I'm listening to Boyzone on my Windows Media Player right now. Remember Boyzone? Yeah, them. When the boyband rage was on, I was about 10 and it was around 1996. Power Rangers were pretty hot too, then. And Sailormoon.
Gawd, how I missed those days. The height of pop music, pretty boys and posters. I followed magazines and TV programmes religiously, and I know the direct link of every of my favourite bands. I also wasted a whole lot of color ink printing pictures and biodatas and all sorts of crap. But how sweet those days were. I dunno, I just wanna say I missed those days. Best friends then are like strangers now. It's not the same anymore.
I had a focus in life, y'know, unlike now. Now its just as the Chinese saying goes, one piece of blank white (yi pien hung pai). I think I need someone to shake me awake, so that I can appreciate and fully savor the fact that I am alive, well, loved, loving and given a lot of grace. It is faith I need right now? Hmm. I never thought about this.

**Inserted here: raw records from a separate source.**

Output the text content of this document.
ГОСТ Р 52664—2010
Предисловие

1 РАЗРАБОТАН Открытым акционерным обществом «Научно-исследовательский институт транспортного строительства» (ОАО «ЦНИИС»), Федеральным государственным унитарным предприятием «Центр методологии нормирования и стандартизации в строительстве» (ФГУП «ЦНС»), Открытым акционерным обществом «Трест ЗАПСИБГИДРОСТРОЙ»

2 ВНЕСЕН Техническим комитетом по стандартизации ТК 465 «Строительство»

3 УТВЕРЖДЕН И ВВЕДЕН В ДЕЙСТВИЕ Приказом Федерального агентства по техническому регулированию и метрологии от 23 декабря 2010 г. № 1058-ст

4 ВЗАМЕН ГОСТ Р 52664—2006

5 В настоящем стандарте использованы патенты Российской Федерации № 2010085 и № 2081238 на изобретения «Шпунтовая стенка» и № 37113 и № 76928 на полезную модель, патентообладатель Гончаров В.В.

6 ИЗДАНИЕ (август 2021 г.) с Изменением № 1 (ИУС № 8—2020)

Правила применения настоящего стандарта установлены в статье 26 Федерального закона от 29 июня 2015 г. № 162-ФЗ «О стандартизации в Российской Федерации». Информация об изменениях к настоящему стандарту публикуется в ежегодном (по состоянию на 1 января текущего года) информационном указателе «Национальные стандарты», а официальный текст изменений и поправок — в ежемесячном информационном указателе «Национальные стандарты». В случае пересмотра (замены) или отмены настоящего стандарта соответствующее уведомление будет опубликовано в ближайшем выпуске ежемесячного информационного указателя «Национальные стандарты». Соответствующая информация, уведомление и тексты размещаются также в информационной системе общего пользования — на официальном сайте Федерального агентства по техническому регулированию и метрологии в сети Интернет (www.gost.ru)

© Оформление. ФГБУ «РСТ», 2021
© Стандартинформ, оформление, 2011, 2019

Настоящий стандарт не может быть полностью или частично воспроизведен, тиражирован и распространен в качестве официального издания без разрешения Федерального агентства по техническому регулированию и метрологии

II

Is it all about bad timing? I missed opportunity by opportunity - joining a student exchange programme, ability to study overseas...especially studying overseas because of my parents' mess. The falling out and divorced happened, and financial insecurities led my mom to make careful, calculated and prudent decisions about where I study. Not just the location, but the institution. I didn't want to make worst of things by demanding to study in where I'd prefer to go. I know I'm really selfish in saying this. And I know I cannot hope to expect more than what I've been given. But deep down inside, I wish it is now that I've just finished secondary school, cos things are better now with my dad and us. And perhaps. Perhaps I'll get to you know, go overseas. I'm acting like a spoilt brat, huh?

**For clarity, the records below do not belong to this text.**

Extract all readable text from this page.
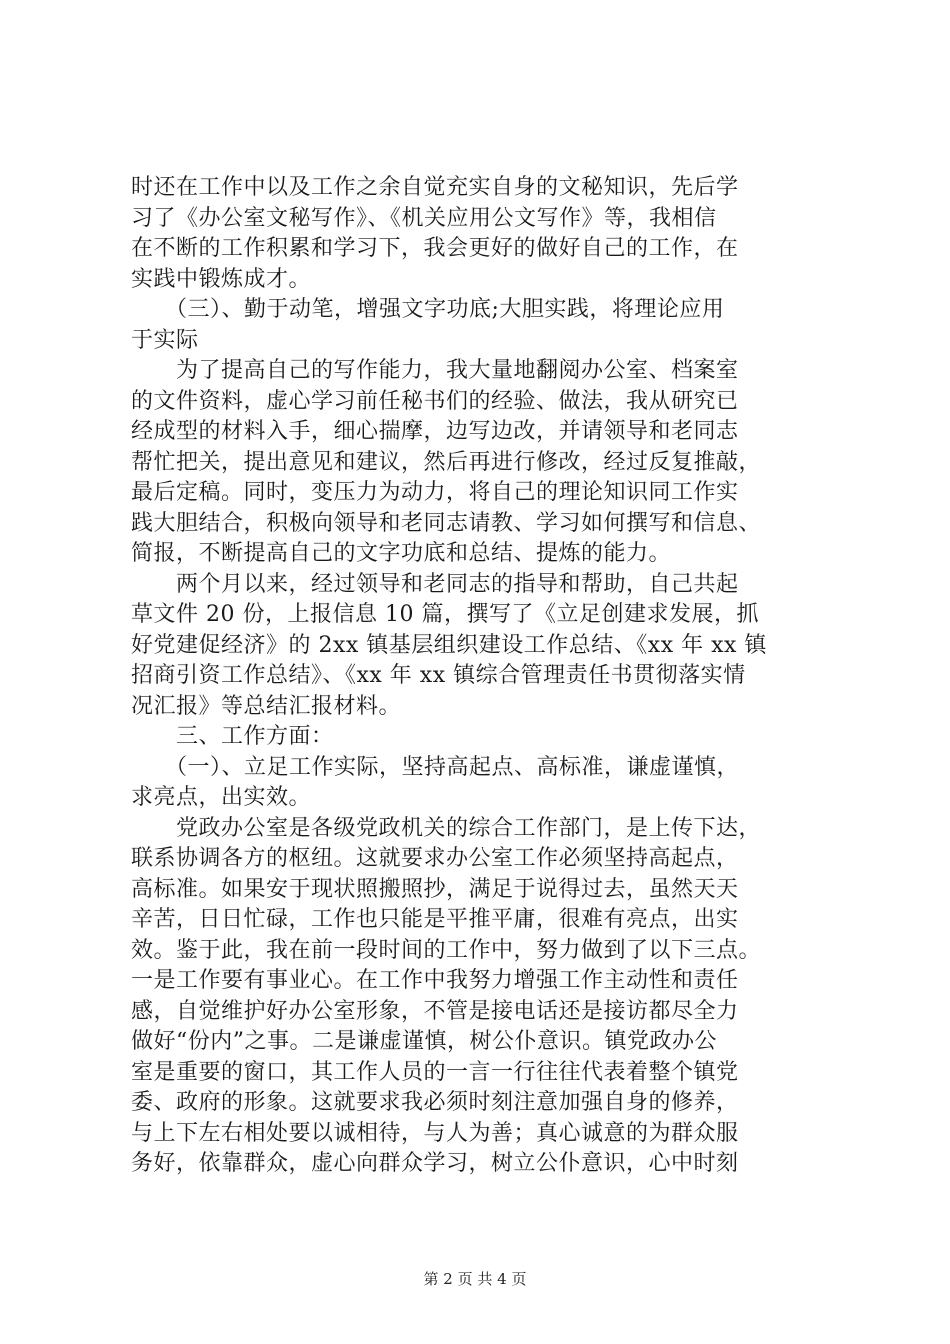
时还在工作中以及工作之余自觉充实自身的文秘知识，先后学
习了《办公室文秘写作》、《机关应用公文写作》等，我相信
在不断的工作积累和学习下，我会更好的做好自己的工作，在
实践中锻炼成才。
　　（三）、勤于动笔，增强文字功底;大胆实践，将理论应用
于实际
　　为了提高自己的写作能力，我大量地翻阅办公室、档案室
的文件资料，虚心学习前任秘书们的经验、做法，我从研究已
经成型的材料入手，细心揣摩，边写边改，并请领导和老同志
帮忙把关，提出意见和建议，然后再进行修改，经过反复推敲，
最后定稿。同时，变压力为动力，将自己的理论知识同工作实
践大胆结合，积极向领导和老同志请教、学习如何撰写和信息、
简报，不断提高自己的文字功底和总结、提炼的能力。
　　两个月以来，经过领导和老同志的指导和帮助，自己共起
草文件 20 份，上报信息 10 篇，撰写了《立足创建求发展，抓
好党建促经济》的 2xx 镇基层组织建设工作总结、《xx 年 xx 镇
招商引资工作总结》、《xx 年 xx 镇综合管理责任书贯彻落实情
况汇报》等总结汇报材料。
　　三、工作方面：
　　（一）、立足工作实际，坚持高起点、高标准，谦虚谨慎，
求亮点，出实效。
　　党政办公室是各级党政机关的综合工作部门，是上传下达，
联系协调各方的枢纽。这就要求办公室工作必须坚持高起点，
高标准。如果安于现状照搬照抄，满足于说得过去，虽然天天
辛苦，日日忙碌，工作也只能是平推平庸，很难有亮点，出实
效。鉴于此，我在前一段时间的工作中，努力做到了以下三点。
一是工作要有事业心。在工作中我努力增强工作主动性和责任
感，自觉维护好办公室形象，不管是接电话还是接访都尽全力
做好“份内”之事。二是谦虚谨慎，树公仆意识。镇党政办公
室是重要的窗口，其工作人员的一言一行往往代表着整个镇党
委、政府的形象。这就要求我必须时刻注意加强自身的修养，
与上下左右相处要以诚相待，与人为善；真心诚意的为群众服
务好，依靠群众，虚心向群众学习，树立公仆意识，心中时刻
第 2 页 共 4 页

It frustrates me because my brother can go or do anything he wants easily, yet he don't even think about it, much less trying. He accuses me of being overly ambitious but I don't think much of him being so complacent. His lack of driving force to push to the top seriously saddens me because while I attribute my losts as bad timing, he has much to gain but he's not going for it. Ugh! He's only 16 he'll turn around he'll see the light he'll stop saying his big sister is too ambitious he'll soon realise his big sister is concerned and hope that he get to do things and go far, far in life. Yeah, right.
I see some of my friends gone or going. Yes. I'm jealous. But yah what can I do? I'll make the best out of what I HAVE been given, I have to, because I don't want to go the wrong way. Sometimes my mom and I talk, more to entertain ourselves, of how life could have been. I don't think I wanna say it here, but fantasies sure are beautiful. But fullstop. It's just empty, fleeting what-ifs that we both realise are just that: what-ifs.
Jeez, I can always do something myself for me. I cannot hope for my parents to give all the time. I know all that. Just that, to tell you the truth, I was a difficult (still am) child and person to bring up and live with and I was spoilt. Maybe still am. Sometimes I wish my dad won't treat me like a little girl anymore, but sometimes I do like feeling dependant - daddy's little girl. Even now I'm inclined to trust dad's every word although I know enough he give promises a little too easily. Because hey, that's my dad. Its innate that I trust him. I miss him holding my hands. Because for all his faults and imperfections, I know he love us, his kids, beyond everything. I sorely miss family life. Tsk. The four of us. One day I'm going to ask myself, why I never tell my dad all this? I see it all the time on TV, that one day it'll be too late to tell your parents you appreciate them. I don't know. My conscience is stinging. I think I should tell my dad I love him, despite everything. Mom, too. Now that things are better.
Complain, complain, complain, that's all I seem to know how to do, huh? Yeah I hate myself for the same thing. No worries.
You'll never hear the same things out of my mouth. In psychology we learnt:
A person may be alone but in tune with the world around him/her.
A person may be surrounded by people by feel lonely.
No guessing which one I am.
A visitor made this comment,
Your brother should really count his lucky stars for being soooo... lucky.